2. The encoding gene of the protease mutant according to claim 1.
3. The encoding gene as described in claim 2, characterized in that, The nucleotide sequence of the encoding gene is shown in SEQ ID NO.
9.
4. A recombinant vector, characterized in that, The recombinant vector comprises the coding gene as described in claim 2 or 3.
5. The recombinant vector as described in claim 4, characterized in that, The carrier is pUC57.
6. A recombinant bacterial strain, characterized in that, Contains the recombinant vector as described in claim 4 or 5.
7. The recombinant strain according to claim 6, characterized in that, The recombinant strain is Trichoderma reesei.
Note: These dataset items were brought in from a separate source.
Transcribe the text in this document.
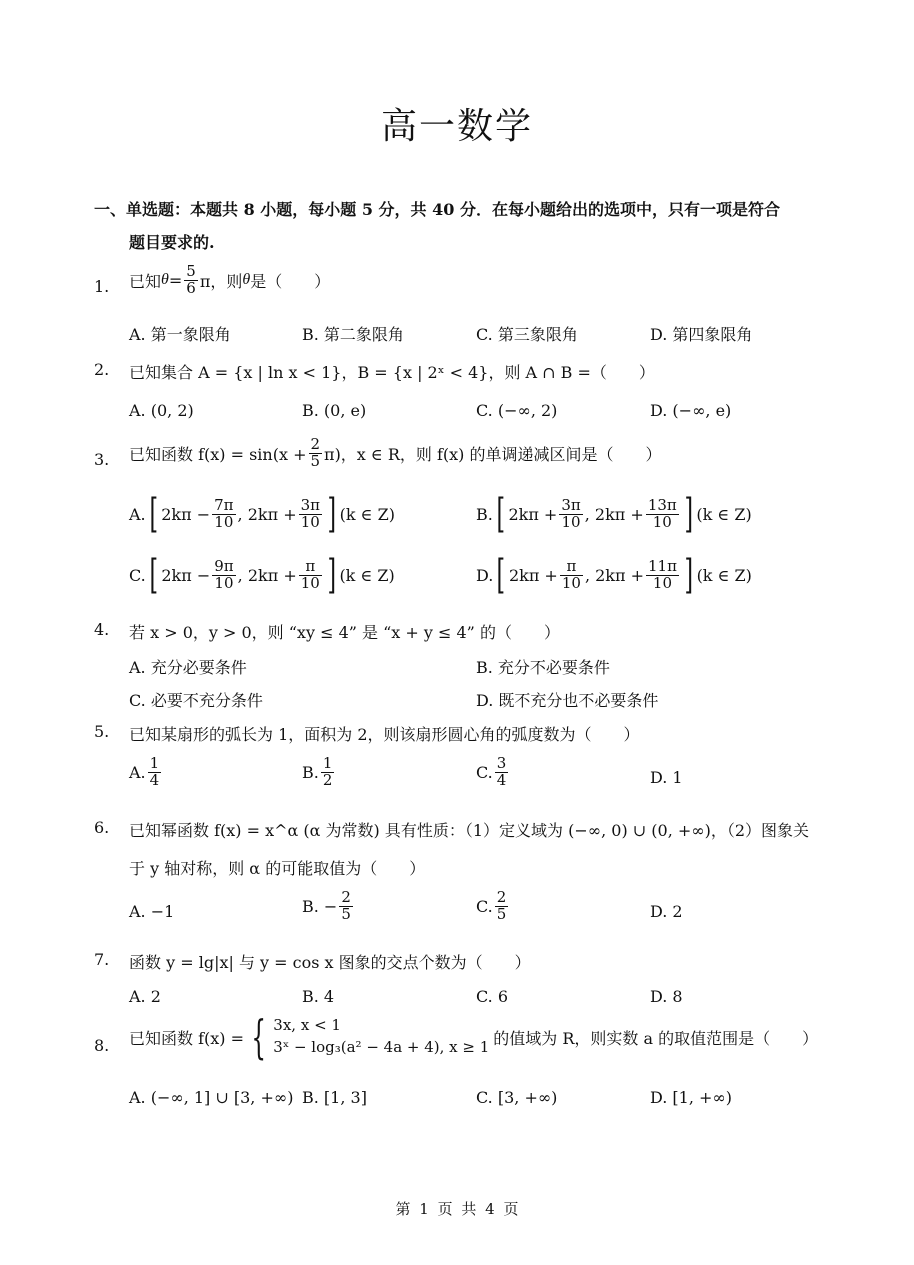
高一数学
一、单选题：本题共 8 小题，每小题 5 分，共 40 分．在每小题给出的选项中，只有一项是符合
题目要求的.
1. 已知 $\theta = \frac{5}{6}$ π，则 θ 是（　　）
A. 第一象限角	B. 第二象限角	C. 第三象限角	D. 第四象限角
2. 已知集合 A = {x | ln x < 1}，B = {x | 2ˣ < 4}，则 A ∩ B =（　　）
A. (0, 2)	B. (0, e)	C. (−∞, 2)	D. (−∞, e)
3. 已知函数 $f(x) = \sin(x + \frac{2}{5} \pi)$，x ∈ R，则 f(x) 的单调递减区间是（　　）
A. [ $2k\pi - \frac{7\pi}{10}$ , $2k\pi + \frac{3\pi}{10}$ ] (k ∈ Z)	B. [ $2k\pi + \frac{3\pi}{10}$ , $2k\pi + \frac{13\pi}{10}$ ] (k ∈ Z)
C. [ $2k\pi - \frac{9\pi}{10}$ , $2k\pi + \frac{\pi}{10}$ ] (k ∈ Z)	D. [ $2k\pi + \frac{\pi}{10}$ , $2k\pi + \frac{11\pi}{10}$ ] (k ∈ Z)
4. 若 x > 0，y > 0，则 “xy ≤ 4” 是 “x + y ≤ 4” 的（　　）
A. 充分必要条件	B. 充分不必要条件
C. 必要不充分条件	D. 既不充分也不必要条件
5. 已知某扇形的弧长为 1，面积为 2，则该扇形圆心角的弧度数为（　　）
A. $\frac{1}{4}$	B. $\frac{1}{2}$	C. $\frac{3}{4}$	D. 1
6. 已知幂函数 f(x) = x^α (α 为常数) 具有性质：（1）定义域为 (−∞, 0) ∪ (0, +∞)，（2）图象关
于 y 轴对称，则 α 的可能取值为（　　）
A. −1	B. − $\frac{2}{5}$	C. $\frac{2}{5}$	D. 2
7. 函数 y = lg|x| 与 y = cos x 图象的交点个数为（　　）
A. 2	B. 4	C. 6	D. 8
8. 已知函数 f(x) = { 3x, x < 1
3ˣ − log₃(a² − 4a + 4), x ≥ 1 的值域为 R，则实数 a 的取值范围是（　　）
A. (−∞, 1] ∪ [3, +∞) B. [1, 3]	C. [3, +∞)	D. [1, +∞)
第 1 页 共 4 页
8. The method for preparing the protease mutant according to claim 1, characterized in that, The process includes the following steps: transforming the host strain with the recombinant vector described in claim 4 to obtain a recombinant strain; culturing the recombinant strain in liquid to obtain a fermentation broth; and centrifuging and filtering the fermentation broth to obtain a filtrate, which is a crude enzyme solution containing a protease mutant.
9. The preparation method according to claim 8, characterized in that, The liquid culture was carried out at 27-30℃ and 150-250 r / min for 5-7 days.
10. The use of the protease mutant of claim 1 in food processing, feed processing or leather processing.